Relutante, agarrei o pincel que encontrei dentro daquela sala arredondada. Pressionei-o em minha mão e aos poucos eu observava as cores nubladas, em um tom azul escuro, espalhadas por toda uma ilusão branca e vazia. Busquei pela tinta na salinha e arremessei o pincel dentro da lata. Azul marinho, quase o preto de um buraco sem fim. Com as pintinhas borradas eu recheei de detalhes as nuvens daquela tela. Queria ver o choro do céu das fantasias, as lágrimas derramadas pela infantilidade da vaidade e da compreensão ardida dos sonhos perdidos.

Ao som de um jazz suave, larguei o pincel na mesinha ao lado e deixei-me fluir solitária.

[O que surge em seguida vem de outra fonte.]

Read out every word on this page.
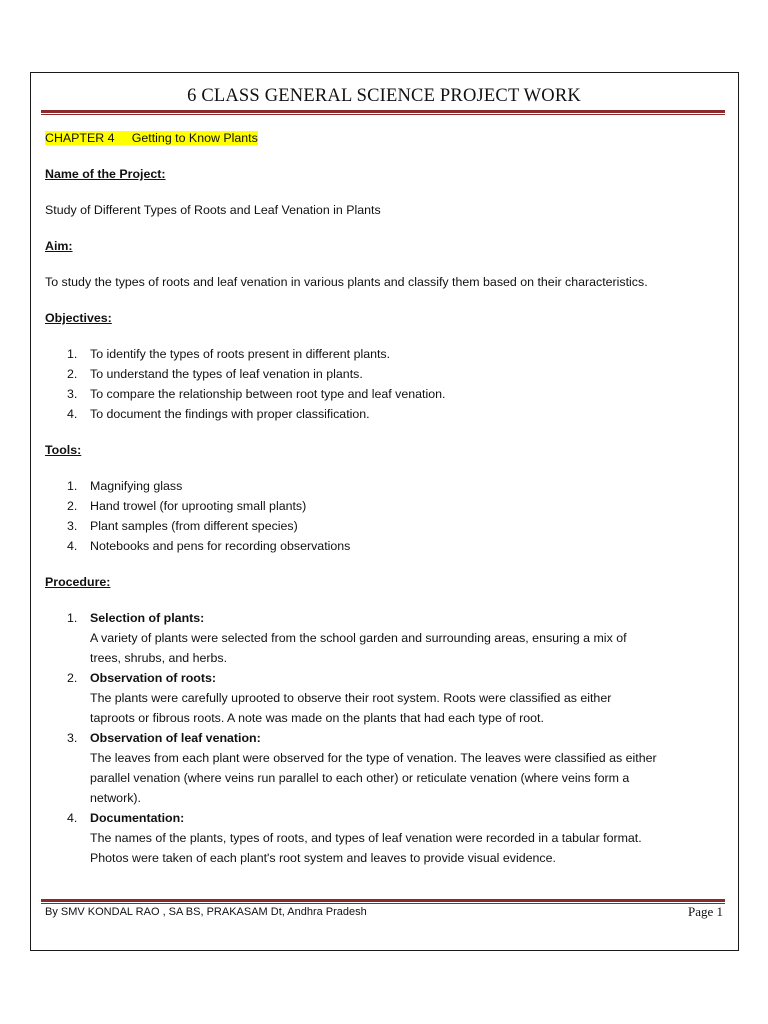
6 CLASS GENERAL SCIENCE PROJECT WORK

CHAPTER 4 Getting to Know Plants

Name of the Project:

Study of Different Types of Roots and Leaf Venation in Plants

Aim:

To study the types of roots and leaf venation in various plants and classify them based on their characteristics.

Objectives:

1. To identify the types of roots present in different plants.
2. To understand the types of leaf venation in plants.
3. To compare the relationship between root type and leaf venation.
4. To document the findings with proper classification.

Tools:

1. Magnifying glass
2. Hand trowel (for uprooting small plants)
3. Plant samples (from different species)
4. Notebooks and pens for recording observations

Procedure:

1. Selection of plants:
A variety of plants were selected from the school garden and surrounding areas, ensuring a mix of
trees, shrubs, and herbs.
2. Observation of roots:
The plants were carefully uprooted to observe their root system. Roots were classified as either
taproots or fibrous roots. A note was made on the plants that had each type of root.
3. Observation of leaf venation:
The leaves from each plant were observed for the type of venation. The leaves were classified as either
parallel venation (where veins run parallel to each other) or reticulate venation (where veins form a
network).
4. Documentation:
The names of the plants, types of roots, and types of leaf venation were recorded in a tabular format.
Photos were taken of each plant's root system and leaves to provide visual evidence.
By SMV KONDAL RAO , SA BS, PRAKASAM Dt, Andhra Pradesh	Page 1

O piano arrepiando os meus pelos e os meus dedos passando pela pele, com um toque de amor. Os ombros balançando suavemente, seguindo o ritmo da sensação que transbordava em mim. Os pés mexiam-se delicadamente para frente e para trás, fluindo com toda a delicadeza do momento. Calmamente, dei a minha primeira volta e meu corpo continuava a balançar com a doçura da liberdade interior. Sorri como quem descobre uma novidade estupenda e dei mais uma volta. Expirei e meus olhos ainda se mantinham fechados, só queria aproveitar os sentidos daquele instante puro e belo. O agudo da cantoria me encantava e eu me sentia mais feminina e mulher. Respirei profundamente, lágrimas fluíram sem compreensão e continuei em sintonia com o invisível captando os mais sublimes desejos. Os segredos do meu eu estavam ali, naquele momento intangível, guardados com a ingenuidade de quem ama e não sabe o porquê. Ainda com o sorriso, apreciei o gosto das lágrimas que fugiam de mim em vão. Terminava com as minhas duas mãos na cintura, em um abraço intimo.

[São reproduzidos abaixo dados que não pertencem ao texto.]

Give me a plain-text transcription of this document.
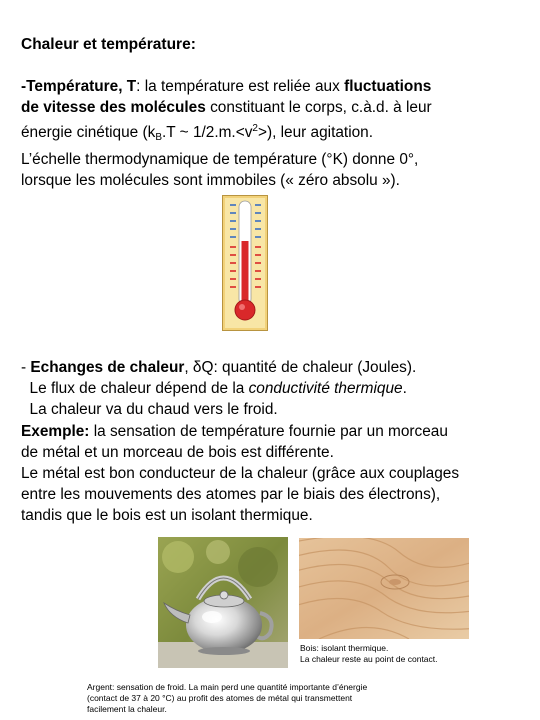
Chaleur et température:
-Température, T: la température est reliée aux fluctuations
de vitesse des molécules constituant le corps, c.à.d. à leur
énergie cinétique ($k_B.T$ ~ $1/2.m.<v^2>$), leur agitation.
L’échelle thermodynamique de température (°K) donne 0°,
lorsque les molécules sont immobiles (« zéro absolu »).
- Echanges de chaleur, δQ: quantité de chaleur (Joules).
Le flux de chaleur dépend de la conductivité thermique.
La chaleur va du chaud vers le froid.
Exemple: la sensation de température fournie par un morceau
de métal et un morceau de bois est différente.
Le métal est bon conducteur de la chaleur (grâce aux couplages
entre les mouvements des atomes par le biais des électrons),
tandis que le bois est un isolant thermique.
Bois: isolant thermique.
La chaleur reste au point de contact.
Argent: sensation de froid. La main perd une quantité importante d’énergie
(contact de 37 à 20 °C) au profit des atomes de métal qui transmettent
facilement la chaleur.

As últimas teclas do piano sinalizavam o fim da magia, agora, eu podia abrir os olhos. E aquela música que havia reinventado meu ouvido e, ao mesmo tempo, buscava em mim um criador, um senhor fantástico, capaz de gerar sentido àquelas notas, acabou derretida dentro de mim. Minha visão havia sido renovada e meus suspiros de amor fluíam aliviados pela nova imagem humanista que admirava o quadro.

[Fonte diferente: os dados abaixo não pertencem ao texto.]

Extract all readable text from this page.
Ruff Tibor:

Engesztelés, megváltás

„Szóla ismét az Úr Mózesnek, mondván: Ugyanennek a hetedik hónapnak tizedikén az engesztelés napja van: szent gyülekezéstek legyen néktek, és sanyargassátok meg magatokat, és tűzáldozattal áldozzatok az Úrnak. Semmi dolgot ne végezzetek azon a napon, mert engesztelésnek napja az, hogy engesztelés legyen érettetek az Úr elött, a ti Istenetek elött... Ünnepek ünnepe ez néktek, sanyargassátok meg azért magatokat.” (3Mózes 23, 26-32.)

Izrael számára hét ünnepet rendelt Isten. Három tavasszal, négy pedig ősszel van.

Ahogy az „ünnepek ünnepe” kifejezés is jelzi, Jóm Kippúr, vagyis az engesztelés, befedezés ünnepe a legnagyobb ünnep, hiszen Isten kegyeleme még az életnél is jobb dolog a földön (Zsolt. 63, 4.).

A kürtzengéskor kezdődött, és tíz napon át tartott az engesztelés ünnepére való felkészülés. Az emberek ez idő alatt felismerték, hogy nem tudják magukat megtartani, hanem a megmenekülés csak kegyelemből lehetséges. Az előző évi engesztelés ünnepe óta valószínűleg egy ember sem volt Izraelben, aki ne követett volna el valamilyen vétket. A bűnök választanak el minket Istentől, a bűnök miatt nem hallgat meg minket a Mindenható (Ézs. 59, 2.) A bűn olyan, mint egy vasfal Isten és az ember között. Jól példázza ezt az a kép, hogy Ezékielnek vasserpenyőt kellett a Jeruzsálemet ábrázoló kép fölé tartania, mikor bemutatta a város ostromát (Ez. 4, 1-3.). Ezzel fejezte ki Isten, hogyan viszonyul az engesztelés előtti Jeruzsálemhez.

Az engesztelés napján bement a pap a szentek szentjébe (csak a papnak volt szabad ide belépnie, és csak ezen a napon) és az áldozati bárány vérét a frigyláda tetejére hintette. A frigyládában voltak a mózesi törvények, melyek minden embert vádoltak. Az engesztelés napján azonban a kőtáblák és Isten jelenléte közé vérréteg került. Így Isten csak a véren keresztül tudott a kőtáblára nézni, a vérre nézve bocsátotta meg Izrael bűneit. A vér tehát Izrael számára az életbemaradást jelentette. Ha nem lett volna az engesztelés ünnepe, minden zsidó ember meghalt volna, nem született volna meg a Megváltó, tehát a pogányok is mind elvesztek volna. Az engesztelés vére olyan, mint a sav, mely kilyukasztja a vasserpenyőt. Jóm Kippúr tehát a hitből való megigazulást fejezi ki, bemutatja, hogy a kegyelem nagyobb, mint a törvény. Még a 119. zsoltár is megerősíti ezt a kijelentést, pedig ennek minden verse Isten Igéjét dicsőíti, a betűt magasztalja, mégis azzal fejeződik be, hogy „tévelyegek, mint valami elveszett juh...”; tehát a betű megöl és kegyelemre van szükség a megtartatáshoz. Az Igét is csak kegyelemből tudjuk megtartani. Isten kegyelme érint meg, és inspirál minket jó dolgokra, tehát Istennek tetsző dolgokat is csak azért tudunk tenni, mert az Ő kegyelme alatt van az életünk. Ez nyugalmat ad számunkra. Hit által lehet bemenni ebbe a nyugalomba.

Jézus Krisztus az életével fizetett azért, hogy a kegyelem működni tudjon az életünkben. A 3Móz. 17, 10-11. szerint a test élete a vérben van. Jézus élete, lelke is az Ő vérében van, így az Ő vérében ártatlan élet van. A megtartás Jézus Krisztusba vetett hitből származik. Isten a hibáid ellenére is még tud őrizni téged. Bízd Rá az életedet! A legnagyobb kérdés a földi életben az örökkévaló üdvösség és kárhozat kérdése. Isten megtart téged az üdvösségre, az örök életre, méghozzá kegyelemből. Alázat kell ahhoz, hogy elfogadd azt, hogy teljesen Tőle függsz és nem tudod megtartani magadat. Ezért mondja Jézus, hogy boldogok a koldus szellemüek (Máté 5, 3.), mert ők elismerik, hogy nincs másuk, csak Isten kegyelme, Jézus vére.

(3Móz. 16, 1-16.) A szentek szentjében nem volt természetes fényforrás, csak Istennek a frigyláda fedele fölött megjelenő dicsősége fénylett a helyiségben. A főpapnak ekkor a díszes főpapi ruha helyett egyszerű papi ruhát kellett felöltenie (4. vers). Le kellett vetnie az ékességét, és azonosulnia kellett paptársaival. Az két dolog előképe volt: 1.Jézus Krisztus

Todo aquele peso de cores, o excesso de escuridão, de repente, havia se tornado natural. Parte de mim deixou fluir todas as emoções, purificar as paixões e atingir o mais sensível e único que cada pessoa pode alcançar. Meu quadro estava iluminado. Brilhava com o espanto de quem está vivo e se assusta com e experiência de ser humano.

quinta-feira, 27 de maio de 2010

A encenação do ritual da paixão

O tecido fino e macio acariciava a minha mão e eu não queria mais deixar de sentir os prazeres do tato, a visão inebriada pelo brilho e o cheiro hipnotizante que seduzia me fazendo acreditar que nunca mais sairia dali. Aquele era o véu. Estava pendurado ali na minha frente, onde quer que eu fosse ele me perseguia como uma sombra, mas ao invés de ficar atrás, me acompanhando, era eu que o seguia.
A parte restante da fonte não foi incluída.